A simulação é então forma de um irreal que se realiza no seu próprio simulacro. A necessidade de um original cessa de ter validade, já que a virtualidade toma forma de um adormecimento dentro do adormecimento, um transe imagético e sensorial que é de molde a aterrorizar e encantar simultaneamente.
O nível do temor: o irreal demasiado real, perfeitamente realizado, o hiperreal que é outro lugar, mas que é, imediatamente, “o lugar”, “o espaço”, o estado de consciência do “estar no real”, o simulacro que suplanta o original e que não necessita deste; o nível de encantamento: os jogadores controlam a lógica interna da hipernarrativa fílmica – os “filmes-jogo” dentro do “filme-jogo” – à medida que essa mesma lógica se vai construindo a si mesma e na qual estão imersos e da qual são perigosamente dependentes e com ela “inter-hiper-ligados”. Aí tornam-se importantes as questões do cenário, do argumento, do enredo. Têm de fugir, enganam, traem.
O encantamento com a narrativa e com a ondulação da narrativa é ainda uma que lhes traz uma dúvida maior: se a hiper-realidade se rompe, morrerão eles? Quando termina o jogo? Quando é que as personagens são já os agentes humanos reais e não os atores virtuais? Quando Allegra e Pikul se viram um contra o outro, a virtualidade é de tal modo enganadora que o cenário original já foi tão ultrapassado que pode ter sido, ele mesmo, um outro “cenário-simulacro”, um outro irreal realizado.
No fim, o jogo termina, mas não se encerra: os dois regressam ao ponto de partida, à sala onde Allegra conduzia um jogo de realidade virtual biotecnológica e em que Pikul era o responsável de Relações Públicas da empresa para a qual ela testava o jogo.
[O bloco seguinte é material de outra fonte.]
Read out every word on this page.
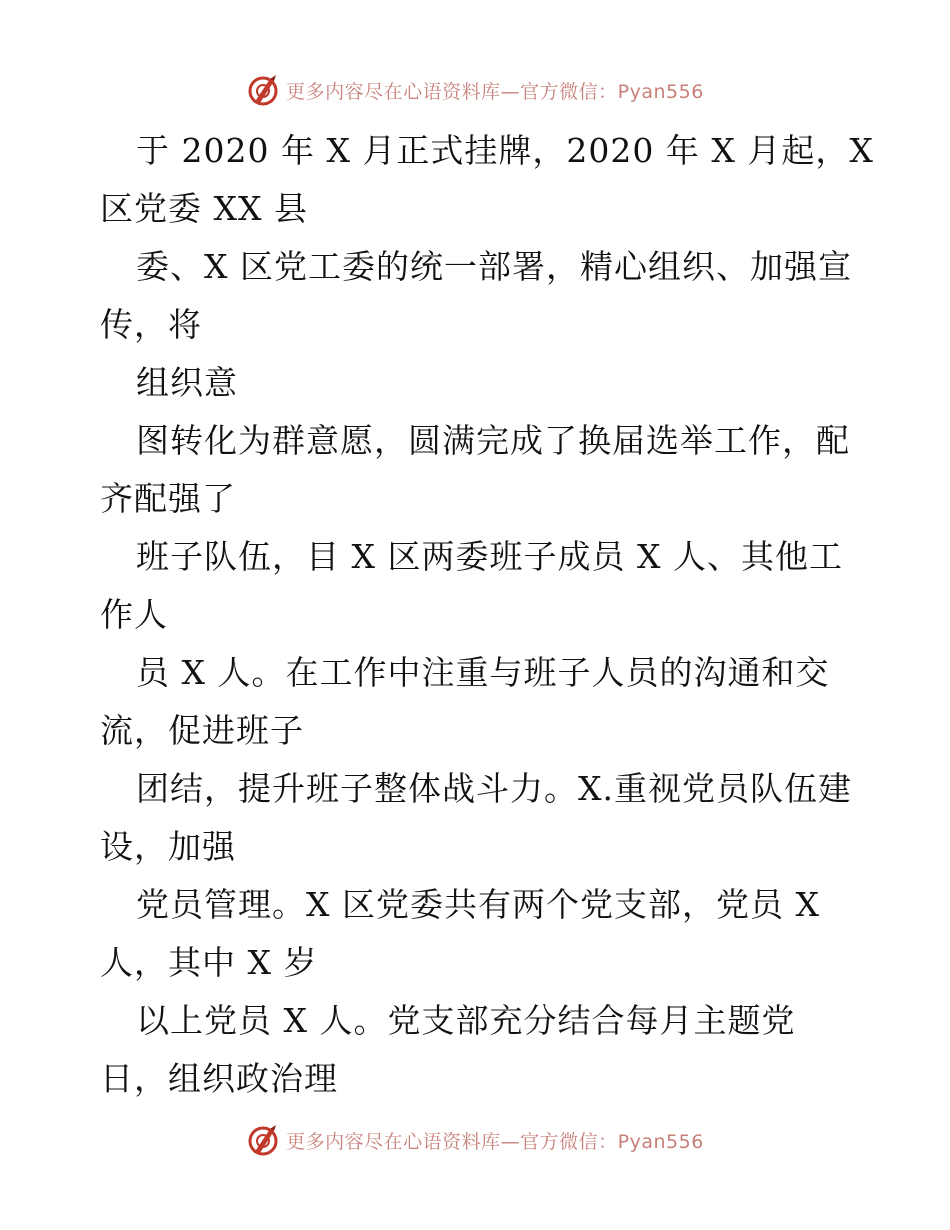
更多内容尽在心语资料库—官方微信：Pyan556
于 2020 年 X 月正式挂牌，2020 年 X 月起，X
区党委 XX 县
委、X 区党工委的统一部署，精心组织、加强宣
传，将
组织意
图转化为群意愿，圆满完成了换届选举工作，配
齐配强了
班子队伍，目 X 区两委班子成员 X 人、其他工
作人
员 X 人。在工作中注重与班子人员的沟通和交
流，促进班子
团结，提升班子整体战斗力。X.重视党员队伍建
设，加强
党员管理。X 区党委共有两个党支部，党员 X
人，其中 X 岁
以上党员 X 人。党支部充分结合每月主题党
日，组织政治理
更多内容尽在心语资料库—官方微信：Pyan556
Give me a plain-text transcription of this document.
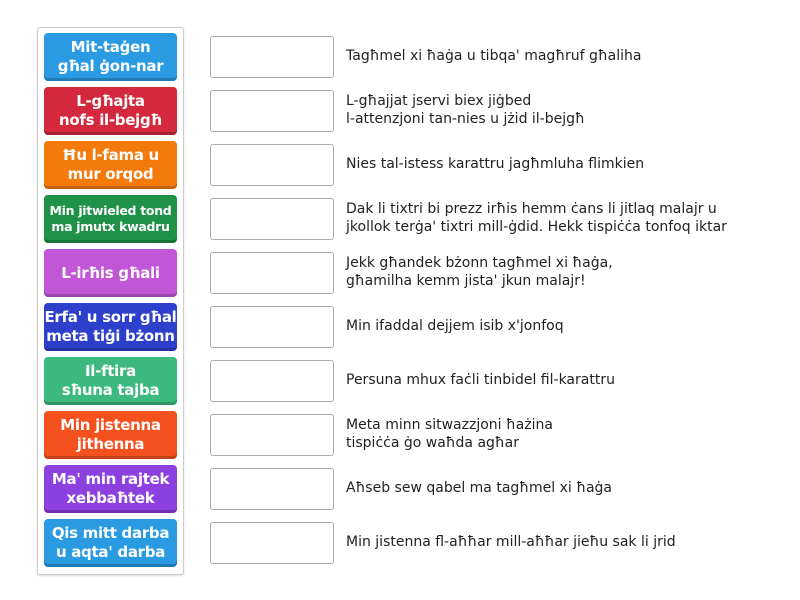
Mit-taġen
għal ġon-nar
L-għajta
nofs il-bejgħ
Ħu l-fama u
mur orqod
Min jitwieled tond
ma jmutx kwadru
L-irħis għali
Erfa' u sorr għal
meta tiġi bżonn
Il-ftira
sħuna tajba
Min jistenna
jithenna
Ma' min rajtek
xebbaħtek
Qis mitt darba
u aqta' darba
Tagħmel xi ħaġa u tibqa' magħruf għaliha
L-għajjat jservi biex jiġbed
l-attenzjoni tan-nies u jżid il-bejgħ
Nies tal-istess karattru jagħmluha flimkien
Dak li tixtri bi prezz irħis hemm ċans li jitlaq malajr u
jkollok terġa' tixtri mill-ġdid. Hekk tispiċċa tonfoq iktar
Jekk għandek bżonn tagħmel xi ħaġa,
għamilha kemm jista' jkun malajr!
Min ifaddal dejjem isib x'jonfoq
Persuna mhux faċli tinbidel fil-karattru
Meta minn sitwazzjoni ħażina
tispiċċa ġo waħda agħar
Aħseb sew qabel ma tagħmel xi ħaġa
Min jistenna fl-aħħar mill-aħħar jieħu sak li jrid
Mas mesmo esse cenário é um ecrã hiper-real: os dois são agora outras personagens de um jogo que começou mesmo antes do filme “Existenz” se ter iniciado. O inicio do filme visto, a sua primeira cena era já um hiperfilme, uma sequência de um jogo que continuará após o corte para negro. E esse hiper- real é o filme enquanto irreal realizado pelo cineasta David Cronenberg: o seu filme sobre o virtual é um hiper-real que não se fecha, pois há um filme que está antes e depois dele e que é um que pode ser especulado e que, como tal, há de ser sempre uma virtualidade.
É então um temor e um encantamento que só podem ser sentidos para “cá do ecrã”, o simulacro visto é um que deixará sempre dúvidas – o cenário maior das personagens era ou não “real” para elas? – o que diz muito sobre o poder do cinema, por ser um hiperreal total: um virtual que, um piscar de olhos, nos leva a hiperespaços fantasmáticos, encantadoramente atemorizantes: onde é que poderíamos nós encontrar armas feitas de ossatura animal e que disparam dentes? Só mesmo nessa realidade virtual única que é o “cinema-simulação” de David Cronenberg.